I call this woman Eve, she is the face in the window at the hardware store in my town, she seems to take the weather and snow and bitter cold in stride, I wonder how long she has been in the window of the annex – it is not being used by the main store – and what, if anything, she is selling, she looks very cheerful and yet quite out-of-place.
I named her Eve after my mother, a remarkable woman in a troubled life, in many ways a sacrifice to the ways in which women used to see their lives and the world used to see them. I suppose my mother would have called herself a feminist, although she was, like me, very shy of the labels available in politics, even then. She was more complex than that.
My mother always worked, she started her own small store for a while, she was as troubled as she was ambitious for herself and her children. It seemed she was stymied by her own fears and hesitations, and by men at every critical juncture of her life. Her marriage to my father was not a happy one, whenever she got close to building a life of her own, she was undone, usually by him, sometimes by her fear at reaching too far or pushing too hard in a world where women were expected to do much less.

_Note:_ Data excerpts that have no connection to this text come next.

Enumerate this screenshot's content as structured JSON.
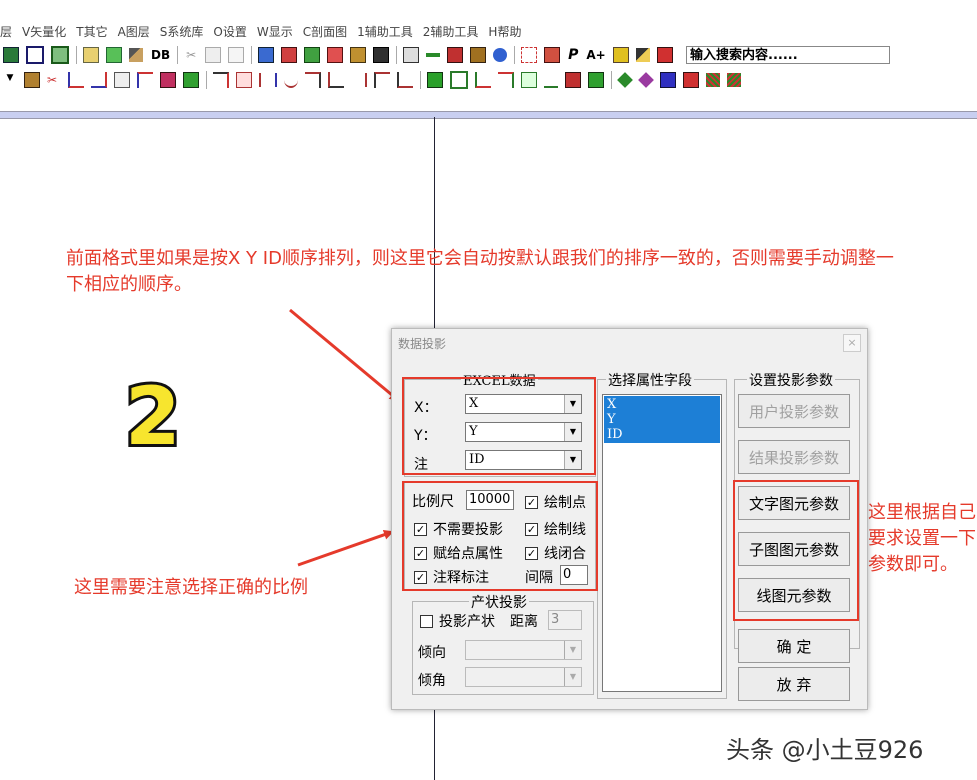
{
  "menu": [
    "层",
    "V矢量化",
    "T其它",
    "A图层",
    "S系统库",
    "O设置",
    "W显示",
    "C剖面图",
    "1辅助工具",
    "2辅助工具",
    "H帮助"
  ],
  "toolbar": {
    "db_label": "DB",
    "p_label": "P",
    "a_plus_label": "A+",
    "search_value": "输入搜索内容......"
  },
  "annotations": {
    "top": "前面格式里如果是按X Y ID顺序排列，则这里它会自动按默认跟我们的排序一致的，否则需要手动调整一下相应的顺序。",
    "left": "这里需要注意选择正确的比例",
    "right": "这里根据自己要求设置一下参数即可。",
    "number": "2"
  },
  "dialog": {
    "title": "数据投影",
    "close": "×",
    "excel": {
      "title": "EXCEL数据",
      "x_label": "X：",
      "x_value": "X",
      "y_label": "Y：",
      "y_value": "Y",
      "note_label": "注",
      "note_value": "ID"
    },
    "options": {
      "scale_label": "比例尺",
      "scale_value": "10000",
      "draw_points": "绘制点",
      "no_projection": "不需要投影",
      "draw_lines": "绘制线",
      "assign_point_attr": "赋给点属性",
      "close_lines": "线闭合",
      "label_annotation": "注释标注",
      "interval_label": "间隔",
      "interval_value": "0",
      "checked": {
        "draw_points": true,
        "no_projection": true,
        "draw_lines": true,
        "assign_point_attr": true,
        "close_lines": true,
        "label_annotation": true
      }
    },
    "occurrence": {
      "title": "产状投影",
      "project_label": "投影产状",
      "distance_label": "距离",
      "distance_value": "3",
      "dip_dir_label": "倾向",
      "dip_angle_label": "倾角"
    },
    "attr_fields": {
      "title": "选择属性字段",
      "items": [
        "X",
        "Y",
        "ID"
      ]
    },
    "projection": {
      "title": "设置投影参数",
      "user_proj": "用户投影参数",
      "result_proj": "结果投影参数",
      "text_elem": "文字图元参数",
      "sub_elem": "子图图元参数",
      "line_elem": "线图元参数",
      "ok": "确  定",
      "cancel": "放  弃"
    }
  },
  "watermark": "头条 @小土豆926",
  "colors": {
    "annotation_red": "#e53a2b",
    "selection_blue": "#1d7fd6",
    "number_yellow": "#f7e52e"
  }
}
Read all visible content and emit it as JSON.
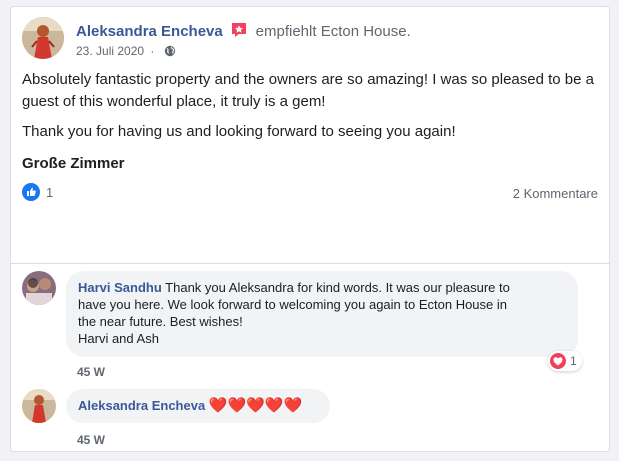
{
  "post": {
    "author": "Aleksandra Encheva",
    "recommends_text": "empfiehlt Ecton House.",
    "date": "23. Juli 2020",
    "separator": "·",
    "body_paragraph_1": "Absolutely fantastic property and the owners are so amazing! I was so pleased to be a guest of this wonderful place, it truly is a gem!",
    "body_paragraph_2": "Thank you for having us and looking forward to seeing you again!",
    "tag": "Große Zimmer",
    "like_count": "1",
    "comments_link": "2 Kommentare",
    "icons": [
      "recommendation-star-icon",
      "globe-icon",
      "like-thumb-icon"
    ],
    "colors": {
      "link_blue": "#385898",
      "recommend_pink": "#f3425f",
      "like_blue": "#1877f2"
    }
  },
  "comments": [
    {
      "author": "Harvi Sandhu",
      "text_line_1": " Thank you Aleksandra for kind words. It was our pleasure to",
      "text_line_2": "have you here. We look forward to welcoming you again to Ecton House in",
      "text_line_3": "the near future. Best wishes!",
      "text_line_4": "Harvi and Ash",
      "age": "45 W",
      "reaction_count": "1",
      "reaction_icon": "heart-icon"
    },
    {
      "author": "Aleksandra Encheva",
      "text": "❤️❤️❤️❤️❤️",
      "age": "45 W"
    }
  ]
}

Just when her small and classy gift shop began to be successful, my father switched jobs and decided to move, pulling her away from her family and friends and life of nearly 60 years. When she built another life in the new placed – she was nearly shattered by the move – he decided to move again. He never supported her work, never encouraged her or helped her out, they fought bitterly, and even though I often wondered why she didn’t just leave and strike out on her own, but she often told me it just wasn’t done, there were no models for that, her immigrant family would have been horrified, her friends shocked, she just never could do it. At the end, my father was injured in an automobile crash and my mother took care of him for some years. The two of them locked in a final and awful embrace of a different kind. By this time, they could barely stand to be in the same room, although they almost always were, their lives ended in conflict and bitterness.

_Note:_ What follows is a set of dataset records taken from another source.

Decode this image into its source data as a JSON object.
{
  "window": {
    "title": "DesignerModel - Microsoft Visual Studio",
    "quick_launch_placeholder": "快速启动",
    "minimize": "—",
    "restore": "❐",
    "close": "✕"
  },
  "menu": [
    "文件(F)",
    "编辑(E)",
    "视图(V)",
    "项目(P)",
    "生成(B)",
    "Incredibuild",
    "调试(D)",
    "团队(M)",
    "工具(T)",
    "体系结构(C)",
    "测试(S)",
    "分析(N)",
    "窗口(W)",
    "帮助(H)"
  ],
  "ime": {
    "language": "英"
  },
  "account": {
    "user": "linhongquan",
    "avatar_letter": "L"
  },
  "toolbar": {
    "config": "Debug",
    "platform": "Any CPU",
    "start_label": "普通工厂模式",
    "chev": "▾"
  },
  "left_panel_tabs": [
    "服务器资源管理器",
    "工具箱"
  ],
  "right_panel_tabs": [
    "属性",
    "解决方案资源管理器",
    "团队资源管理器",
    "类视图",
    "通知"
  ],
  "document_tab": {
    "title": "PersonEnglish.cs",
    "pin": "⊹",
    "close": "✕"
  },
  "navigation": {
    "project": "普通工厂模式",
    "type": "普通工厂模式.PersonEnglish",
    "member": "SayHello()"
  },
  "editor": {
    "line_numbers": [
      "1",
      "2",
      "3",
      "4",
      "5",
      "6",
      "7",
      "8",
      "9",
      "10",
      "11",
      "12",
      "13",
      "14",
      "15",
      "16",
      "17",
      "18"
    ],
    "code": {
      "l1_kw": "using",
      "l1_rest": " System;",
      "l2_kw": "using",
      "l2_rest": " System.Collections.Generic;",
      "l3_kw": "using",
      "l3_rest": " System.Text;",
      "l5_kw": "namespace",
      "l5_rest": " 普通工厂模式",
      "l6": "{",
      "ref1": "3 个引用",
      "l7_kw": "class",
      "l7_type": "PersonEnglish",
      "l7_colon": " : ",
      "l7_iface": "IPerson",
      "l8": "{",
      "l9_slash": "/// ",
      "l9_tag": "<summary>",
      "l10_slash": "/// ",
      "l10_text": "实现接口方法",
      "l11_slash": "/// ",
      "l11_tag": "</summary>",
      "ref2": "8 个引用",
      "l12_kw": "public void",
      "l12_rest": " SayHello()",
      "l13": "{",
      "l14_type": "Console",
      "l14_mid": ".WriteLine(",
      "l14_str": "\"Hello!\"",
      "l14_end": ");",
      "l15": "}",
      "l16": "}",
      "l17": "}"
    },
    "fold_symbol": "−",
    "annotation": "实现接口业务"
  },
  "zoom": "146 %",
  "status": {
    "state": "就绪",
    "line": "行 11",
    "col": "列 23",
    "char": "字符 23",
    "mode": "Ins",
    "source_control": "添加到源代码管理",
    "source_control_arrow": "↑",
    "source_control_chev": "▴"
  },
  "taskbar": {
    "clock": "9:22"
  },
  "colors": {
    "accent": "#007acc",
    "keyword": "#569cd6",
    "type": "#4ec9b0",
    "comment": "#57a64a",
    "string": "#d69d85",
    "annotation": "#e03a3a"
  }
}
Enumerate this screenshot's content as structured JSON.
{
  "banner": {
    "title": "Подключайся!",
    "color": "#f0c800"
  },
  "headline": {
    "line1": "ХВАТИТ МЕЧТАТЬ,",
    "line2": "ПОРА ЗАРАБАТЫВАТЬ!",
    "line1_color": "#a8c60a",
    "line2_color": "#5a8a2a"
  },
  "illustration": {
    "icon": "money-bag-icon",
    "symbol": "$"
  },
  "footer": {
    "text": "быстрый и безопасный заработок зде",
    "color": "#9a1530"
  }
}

My mother was eventually consumed by rage and frustration and regrets, it was hard to watch it, she came to hate every day of her life, she never stopped blaming my father for suffocating her, I never really knew if it was all his fault, or if she simply couldn’t muster the strength to speak up for herself, refuse to move another time, shut down her shop, give up her job at the art gallery, quit her job as the hostess of a hip restaurant, stop protesting her life and figure out how to live it. I suppose seeing this gave me the gift of creativity, of a fierce desire to live my life in a meaningful way, to avoid a life of regrets and recrimination. From the time I was able to speak, she told me I was a wonderful writer, a great story-teller, she loved my stories, encouraged me in the most elemental ways, even as her neediness and unhappiness caused her to do the greatest harm.

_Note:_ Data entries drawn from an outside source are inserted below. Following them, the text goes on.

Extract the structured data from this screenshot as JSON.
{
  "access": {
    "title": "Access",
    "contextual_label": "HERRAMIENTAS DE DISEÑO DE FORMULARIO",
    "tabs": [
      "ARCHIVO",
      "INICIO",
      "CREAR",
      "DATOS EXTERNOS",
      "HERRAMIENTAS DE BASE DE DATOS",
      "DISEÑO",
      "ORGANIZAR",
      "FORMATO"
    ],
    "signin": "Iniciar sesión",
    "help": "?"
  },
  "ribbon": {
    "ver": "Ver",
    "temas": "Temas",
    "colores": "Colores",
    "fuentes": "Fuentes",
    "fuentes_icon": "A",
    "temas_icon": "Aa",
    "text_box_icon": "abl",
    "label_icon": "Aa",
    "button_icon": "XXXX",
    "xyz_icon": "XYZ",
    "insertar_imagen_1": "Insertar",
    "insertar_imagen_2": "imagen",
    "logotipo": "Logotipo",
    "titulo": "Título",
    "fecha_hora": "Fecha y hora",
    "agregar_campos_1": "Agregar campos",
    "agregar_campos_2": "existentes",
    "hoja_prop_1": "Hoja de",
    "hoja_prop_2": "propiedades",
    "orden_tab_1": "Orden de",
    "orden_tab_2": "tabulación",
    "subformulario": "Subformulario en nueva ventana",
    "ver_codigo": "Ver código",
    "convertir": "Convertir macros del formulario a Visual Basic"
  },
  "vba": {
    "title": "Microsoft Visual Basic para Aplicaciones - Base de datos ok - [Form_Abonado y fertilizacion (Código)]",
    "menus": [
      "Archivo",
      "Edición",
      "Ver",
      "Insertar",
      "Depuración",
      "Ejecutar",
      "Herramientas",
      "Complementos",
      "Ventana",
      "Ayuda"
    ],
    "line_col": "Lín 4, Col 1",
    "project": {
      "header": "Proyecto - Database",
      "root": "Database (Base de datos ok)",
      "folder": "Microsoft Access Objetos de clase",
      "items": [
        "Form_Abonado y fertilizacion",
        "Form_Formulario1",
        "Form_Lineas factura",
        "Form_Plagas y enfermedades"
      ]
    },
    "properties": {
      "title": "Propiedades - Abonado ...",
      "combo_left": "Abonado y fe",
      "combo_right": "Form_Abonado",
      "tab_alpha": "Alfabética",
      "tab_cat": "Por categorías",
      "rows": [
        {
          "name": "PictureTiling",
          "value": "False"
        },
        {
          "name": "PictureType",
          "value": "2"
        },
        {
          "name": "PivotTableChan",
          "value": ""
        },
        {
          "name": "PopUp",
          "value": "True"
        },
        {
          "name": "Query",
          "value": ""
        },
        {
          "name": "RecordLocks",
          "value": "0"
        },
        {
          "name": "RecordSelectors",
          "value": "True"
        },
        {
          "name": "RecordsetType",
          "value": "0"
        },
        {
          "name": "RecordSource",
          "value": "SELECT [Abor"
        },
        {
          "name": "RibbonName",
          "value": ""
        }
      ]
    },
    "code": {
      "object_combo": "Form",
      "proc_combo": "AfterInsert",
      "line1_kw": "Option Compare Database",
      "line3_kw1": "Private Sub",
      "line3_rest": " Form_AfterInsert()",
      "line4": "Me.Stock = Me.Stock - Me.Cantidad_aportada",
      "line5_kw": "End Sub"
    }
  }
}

My other and I had a very painful relationship, she was, at the end, almost impossible to be near. Looking back, I see how much she loved me and how much I loved her, I wish we could have ended in a better place. I think I took from her life – there was always a creative, independent streak in her – the importance of encouragement. I think if anyone had supported her, her life would have taken a different direction, she would not have been so unhappy and angry, so frustrated. The encouragement of other people became so important to me, and then when I met Maria I realized I needed encouragement as much as I needed to give it, it did, as my mother had hoped for herself, transform my life
When we talk of women, the talk is often political, “The War On Women,” reproductive issues, equal pay and opportunity, women in power. The lives of women have become yet another great polarizing issue in American life, yet not for me, I always feel clear about women, they are the future of the world, they will soon be making the decisions they need to make about their lives, it is a great force in the world that is not stoppable, especially by men, the time is coming near, it is destiny. If there is hope for the future of the world, it is in women rising to true power, everywhere I look it is beginning to happen.
For me, women and their lives are personal things, not political things. Anytime you express an opinion in our country, people are quick to label and tag you and put you in the right drawer. It’s a part of life here, it makes politics a cesspool. I just think of my mother.
I see so many women in need of support and encouragement to live their lives and be fulfilled. so many stymied, controlled and frustrated by the men in their lives This is not always true, it is too often true. I have a visceral reaction whenever I see men – at home, in Washington – telling women what to do, how to live their lives. I always want to say, “wait, don’t you know that doesn’t work any more, they won’t stand in the window smiling any longer?” I see many men changing, looking for ways to support the women in their lives, not obstruct them. I see the women in Washington – both sides of the spectrum – showing up yet more angry and clueless men how to reach across to one another and accomplish something. It makes me hopeful, a light in the grim and angry world of politics.
I am grateful I live with a woman who would never permit me to tell her what to do, even if I tried. It is so good for her to build her own life, make her own decisions, I often see something of my mother in Maria, how different her life would have been if her powerful creative impulses had been recognized and supported, she could have done anything she wanted, been anything she wanted – just like Maria is doing. Ultimately, my mother could not imagine a world in which she and a man were partners, not adversaries, in which she could control her fate and live her life, it defeated her as much as my father. That world is changing.
I think if my mother were alive today, she would have seen many other women take control of their lives, look for love and meaning, find support for the risks and ambitions so many women are willing to take. She would have loved women like Maria, they would have loved her. “Your mother never accepted her life,” her oldest friend told me after she died, “she could never fit in, like the rest of us, she wanted more than we did. I always told her, Eve, stop complaining! None of us are happy.”
Perhaps my mother would not have lived in such loneliness, misery and anger if she lived now. She tried so hard to go to college, her parents told her she needed to get married and have children. She set out on the path others have chosen for her. It sealed her fate and mine.
My mother taught me that life is often more difficult for women, I see that is still true – I think of Eve in the window, trapped in that dress, that smile, even in a bitter winter. She was a creative person with a wonderful mind, she ought to have lived the life she wanted, she came close, so many times, she told me near the end that she cold never figure out how to get the support she needed, from her husband, from men.
It is Maria’s birthday tomorrow, I am going to buy her some socks – red socks, colorful socks. She does not like expensive gifts, she always squawks when I buy her things. I think she will love the socks, but I know the greatest gift I could possibly give her is the gift of support and encouragement, to look her in the eye, day of her life and tell her she ought to live the life she wants, be what she wants to be, I am here in every possible way to support her in any way that she wishes, her life is hers to live.
I will my the Eve in the window, it is interesting to see her, I will be relieved for her when she is gone, hopefully off into a different life.